Mojtaba Khamenei wants to emerge from hiding for his father’s July 9 burial in Mashhad, but Iranian security officials have so far rejected the idea over fears that Israel could kill him at the ceremony or use the appearance to track him back to his hideout, The New York Times reported Saturday.
The report, citing two Revolutionary Guards members and a person involved in planning the funeral, said Khamenei, 56, has told officials he wants to appear at the July 9 burial at the Imam Reza shrine in Mashhad and recite the prayer for the dead over his father’s body.
All three sources spoke anonymously because they were not authorized to discuss the sensitive preparations, according to the Times. The report said Mojtaba was also absent Wednesday from a memorial ceremony for his wife, teenage son and other relatives killed on the first day of the war, when Israeli and U.S. strikes hit the family compound.
Iran launched a six-day funeral procession for former Supreme Leader Ayatollah Ali Khamenei on Saturday, nearly four months after he was killed in the opening strike of the U.S.-Israeli war. The ceremonies began at Tehran’s Grand Mosalla prayer complex and are due to pass through major Shiite sites before the burial in Mashhad, in what Tehran is staging as a mass display of regime continuity and defiance.
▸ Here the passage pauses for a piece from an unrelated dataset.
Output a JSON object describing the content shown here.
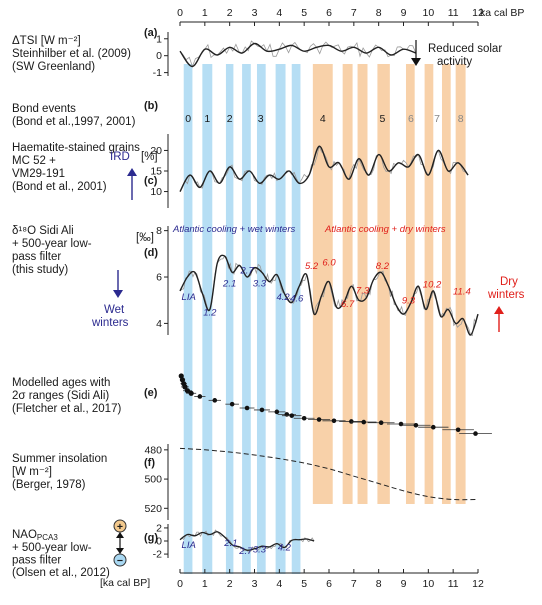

Senior Iranian officials and foreign allies have appeared at the ceremonies, including delegations from Russia, China, Pakistan and Iraq, as well as senior representatives of Iran-backed terror groups. The Houthis, Hezbollah, Hamas and Palestinian Islamic Jihad all sent figures to pay respects, underscoring the regime’s regional network even as the man widely seen as Khamenei’s heir remained out of public view.